You work as a database administrator for Certkiller .com. You find that the database performance degrades while you backup the Certkiller database using Recovery Manager (RMAN). The Certkiller database is running in shared server mode. The database instance is currently using 60% of total operating system memory. You suspect the shared pool fragmentation to be the reason. Which action would you consider to overcome the performance degradation?
A.
Configure Java Pool to cache the java objects.
B.
Configure Streams Pool to enable parallel processing.
C.
Increase Shared Pool size to cache more PL/SQL objects.
D.
Increase Database Buffer Cache size to increase cache hits.
E.
Configure Large Pool to be used by RMAN and shared server.
F.
Increase the total System Global Area (SGA) size to increase memory hits.
Explanation:
When attempting to get shared buffers for I/O slaves, the database does the following:
* If LARGE_POOL_SIZE is set, then the database attempts to get memory from the large pool. If this value is not large enough, then an error is recorded in the alert log, the database does not try to get buffers from the shared pool, and asynchronous I/O is not used.

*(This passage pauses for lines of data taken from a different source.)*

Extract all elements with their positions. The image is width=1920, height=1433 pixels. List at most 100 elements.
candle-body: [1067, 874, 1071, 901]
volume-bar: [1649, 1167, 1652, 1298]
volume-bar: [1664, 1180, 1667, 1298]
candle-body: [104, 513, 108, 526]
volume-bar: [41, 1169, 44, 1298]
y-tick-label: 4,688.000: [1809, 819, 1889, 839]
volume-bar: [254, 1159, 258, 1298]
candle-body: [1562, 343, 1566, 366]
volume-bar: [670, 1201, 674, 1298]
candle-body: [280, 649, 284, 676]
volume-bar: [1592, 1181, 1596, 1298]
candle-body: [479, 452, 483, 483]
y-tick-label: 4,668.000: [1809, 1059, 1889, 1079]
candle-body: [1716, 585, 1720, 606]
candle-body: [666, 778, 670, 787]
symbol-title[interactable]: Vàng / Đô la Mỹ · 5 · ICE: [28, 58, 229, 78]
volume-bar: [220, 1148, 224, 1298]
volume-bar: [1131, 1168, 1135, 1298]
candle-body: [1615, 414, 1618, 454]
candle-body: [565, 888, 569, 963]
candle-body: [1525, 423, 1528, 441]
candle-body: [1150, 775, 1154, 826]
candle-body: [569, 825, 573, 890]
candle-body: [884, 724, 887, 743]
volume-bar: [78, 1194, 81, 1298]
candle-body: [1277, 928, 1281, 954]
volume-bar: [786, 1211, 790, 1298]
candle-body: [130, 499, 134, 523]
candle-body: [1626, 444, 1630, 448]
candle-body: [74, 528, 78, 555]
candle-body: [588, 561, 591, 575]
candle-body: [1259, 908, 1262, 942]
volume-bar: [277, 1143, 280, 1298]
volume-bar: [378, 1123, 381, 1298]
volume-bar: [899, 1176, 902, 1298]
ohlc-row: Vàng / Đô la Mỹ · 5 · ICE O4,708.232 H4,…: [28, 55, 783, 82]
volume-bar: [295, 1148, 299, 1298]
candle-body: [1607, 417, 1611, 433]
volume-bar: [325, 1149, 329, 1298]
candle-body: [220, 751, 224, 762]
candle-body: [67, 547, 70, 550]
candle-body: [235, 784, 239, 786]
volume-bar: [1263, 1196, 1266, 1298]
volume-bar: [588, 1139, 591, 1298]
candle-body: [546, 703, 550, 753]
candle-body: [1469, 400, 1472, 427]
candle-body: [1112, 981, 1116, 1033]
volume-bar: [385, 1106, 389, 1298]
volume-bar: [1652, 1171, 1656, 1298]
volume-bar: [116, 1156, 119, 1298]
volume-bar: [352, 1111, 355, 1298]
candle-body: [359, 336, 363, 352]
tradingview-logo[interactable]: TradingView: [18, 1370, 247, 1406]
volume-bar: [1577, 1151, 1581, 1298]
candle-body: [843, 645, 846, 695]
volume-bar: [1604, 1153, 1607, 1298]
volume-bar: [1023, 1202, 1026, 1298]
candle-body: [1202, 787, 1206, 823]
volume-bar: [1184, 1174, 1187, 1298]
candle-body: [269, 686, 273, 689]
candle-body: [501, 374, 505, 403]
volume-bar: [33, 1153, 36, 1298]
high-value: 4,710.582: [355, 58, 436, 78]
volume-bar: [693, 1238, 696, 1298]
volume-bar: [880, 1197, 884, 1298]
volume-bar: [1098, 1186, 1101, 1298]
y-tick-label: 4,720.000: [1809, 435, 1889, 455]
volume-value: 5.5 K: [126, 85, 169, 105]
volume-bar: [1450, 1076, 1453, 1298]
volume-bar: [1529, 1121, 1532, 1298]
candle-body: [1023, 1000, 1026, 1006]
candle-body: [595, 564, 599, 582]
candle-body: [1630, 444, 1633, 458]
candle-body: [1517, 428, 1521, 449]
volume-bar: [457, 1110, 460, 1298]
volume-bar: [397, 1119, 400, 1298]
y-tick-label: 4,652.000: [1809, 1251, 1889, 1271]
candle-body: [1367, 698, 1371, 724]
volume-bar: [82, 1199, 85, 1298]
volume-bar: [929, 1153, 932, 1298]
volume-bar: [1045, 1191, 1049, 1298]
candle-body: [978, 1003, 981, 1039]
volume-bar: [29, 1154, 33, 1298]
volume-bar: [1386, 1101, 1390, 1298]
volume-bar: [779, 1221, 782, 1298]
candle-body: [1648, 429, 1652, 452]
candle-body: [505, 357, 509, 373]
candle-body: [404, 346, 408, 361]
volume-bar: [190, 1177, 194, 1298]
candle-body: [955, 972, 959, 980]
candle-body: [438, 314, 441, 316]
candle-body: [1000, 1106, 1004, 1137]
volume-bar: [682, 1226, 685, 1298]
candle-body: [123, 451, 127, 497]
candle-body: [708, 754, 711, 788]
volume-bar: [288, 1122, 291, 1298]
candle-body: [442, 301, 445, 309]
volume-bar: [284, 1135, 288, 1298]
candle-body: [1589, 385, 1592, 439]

* If LARGE_POOL_SIZE is not set, then the database attempts to get memory from the shared pool.
* If the database cannot get enough memory, then it obtains I/O buffer memory from the PGA and writes a message to the alert.log file indicating that synchronous I/O is used for this backup.

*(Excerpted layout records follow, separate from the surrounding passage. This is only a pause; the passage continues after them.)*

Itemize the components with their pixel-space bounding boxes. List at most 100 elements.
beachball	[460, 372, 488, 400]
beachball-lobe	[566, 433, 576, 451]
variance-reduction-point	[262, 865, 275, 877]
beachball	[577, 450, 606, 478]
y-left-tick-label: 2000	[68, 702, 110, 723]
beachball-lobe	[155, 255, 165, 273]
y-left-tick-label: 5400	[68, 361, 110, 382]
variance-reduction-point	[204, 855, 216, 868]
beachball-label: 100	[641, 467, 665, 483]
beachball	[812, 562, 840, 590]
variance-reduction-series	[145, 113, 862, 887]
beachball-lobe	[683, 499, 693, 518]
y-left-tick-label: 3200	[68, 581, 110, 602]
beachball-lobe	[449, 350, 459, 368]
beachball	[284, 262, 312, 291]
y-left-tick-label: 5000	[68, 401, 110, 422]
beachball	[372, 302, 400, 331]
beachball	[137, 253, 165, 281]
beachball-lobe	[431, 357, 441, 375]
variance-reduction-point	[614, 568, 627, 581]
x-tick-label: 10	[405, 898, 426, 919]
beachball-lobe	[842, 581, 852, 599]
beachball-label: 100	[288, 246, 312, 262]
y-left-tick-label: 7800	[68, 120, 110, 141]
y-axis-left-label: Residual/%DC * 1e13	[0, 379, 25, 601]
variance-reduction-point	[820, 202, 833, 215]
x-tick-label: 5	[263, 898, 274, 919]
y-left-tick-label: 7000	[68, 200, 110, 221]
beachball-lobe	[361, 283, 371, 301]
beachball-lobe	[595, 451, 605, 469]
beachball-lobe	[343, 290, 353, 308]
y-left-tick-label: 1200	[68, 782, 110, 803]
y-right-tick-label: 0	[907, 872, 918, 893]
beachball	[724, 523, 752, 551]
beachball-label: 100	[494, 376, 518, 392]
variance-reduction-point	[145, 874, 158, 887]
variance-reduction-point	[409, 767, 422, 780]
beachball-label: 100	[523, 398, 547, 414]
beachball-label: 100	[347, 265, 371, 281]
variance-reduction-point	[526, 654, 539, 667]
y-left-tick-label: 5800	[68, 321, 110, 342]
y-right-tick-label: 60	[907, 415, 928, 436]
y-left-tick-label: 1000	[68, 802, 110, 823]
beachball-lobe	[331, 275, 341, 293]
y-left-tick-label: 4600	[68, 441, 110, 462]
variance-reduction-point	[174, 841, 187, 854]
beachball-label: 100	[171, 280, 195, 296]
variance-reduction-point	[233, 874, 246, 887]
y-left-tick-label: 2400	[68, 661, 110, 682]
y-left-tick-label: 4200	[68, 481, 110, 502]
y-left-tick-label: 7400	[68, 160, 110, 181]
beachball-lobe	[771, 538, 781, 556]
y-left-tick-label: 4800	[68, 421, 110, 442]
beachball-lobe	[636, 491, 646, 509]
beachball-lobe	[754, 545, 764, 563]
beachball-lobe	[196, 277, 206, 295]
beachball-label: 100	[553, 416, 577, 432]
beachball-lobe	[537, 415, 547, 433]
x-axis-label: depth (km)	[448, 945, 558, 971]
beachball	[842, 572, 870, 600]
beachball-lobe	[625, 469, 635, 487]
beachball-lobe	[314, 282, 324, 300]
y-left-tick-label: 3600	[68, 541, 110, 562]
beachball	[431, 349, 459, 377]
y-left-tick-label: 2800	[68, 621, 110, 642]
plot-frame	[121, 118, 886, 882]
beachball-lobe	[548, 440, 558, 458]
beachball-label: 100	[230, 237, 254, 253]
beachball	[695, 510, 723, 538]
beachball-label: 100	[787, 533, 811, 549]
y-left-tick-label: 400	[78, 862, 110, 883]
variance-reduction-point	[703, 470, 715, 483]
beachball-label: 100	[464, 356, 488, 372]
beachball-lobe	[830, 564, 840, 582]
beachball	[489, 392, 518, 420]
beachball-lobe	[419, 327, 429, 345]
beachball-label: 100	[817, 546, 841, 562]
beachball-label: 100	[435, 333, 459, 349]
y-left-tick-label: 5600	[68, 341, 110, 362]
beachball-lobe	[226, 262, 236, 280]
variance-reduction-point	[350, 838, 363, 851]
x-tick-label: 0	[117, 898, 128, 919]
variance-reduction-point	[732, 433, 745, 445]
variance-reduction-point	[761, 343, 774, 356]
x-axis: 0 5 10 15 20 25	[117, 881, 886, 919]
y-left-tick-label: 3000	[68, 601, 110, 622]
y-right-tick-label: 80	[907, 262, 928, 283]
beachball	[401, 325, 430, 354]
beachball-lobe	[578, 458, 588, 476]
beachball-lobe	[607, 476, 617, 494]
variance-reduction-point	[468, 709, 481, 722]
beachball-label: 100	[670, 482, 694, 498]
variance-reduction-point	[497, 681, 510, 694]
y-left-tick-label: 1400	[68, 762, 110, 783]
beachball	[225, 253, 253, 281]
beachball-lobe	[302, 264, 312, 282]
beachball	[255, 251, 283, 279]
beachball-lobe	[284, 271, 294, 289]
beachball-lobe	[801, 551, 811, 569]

The memory from the large pool is used for many features, including the shared server (formerly called multi-threaded server), parallel query, and RMAN I/O slave buffers.Configuring the large pool prevents RMAN from competing with other subsystems for the same memory. Se the LARGE_POOL_SIZE initialization parameter to configure the large pool. To see in which pool (shared pool or large pool) the memory for an object resides, query $SGASTAT.POOL.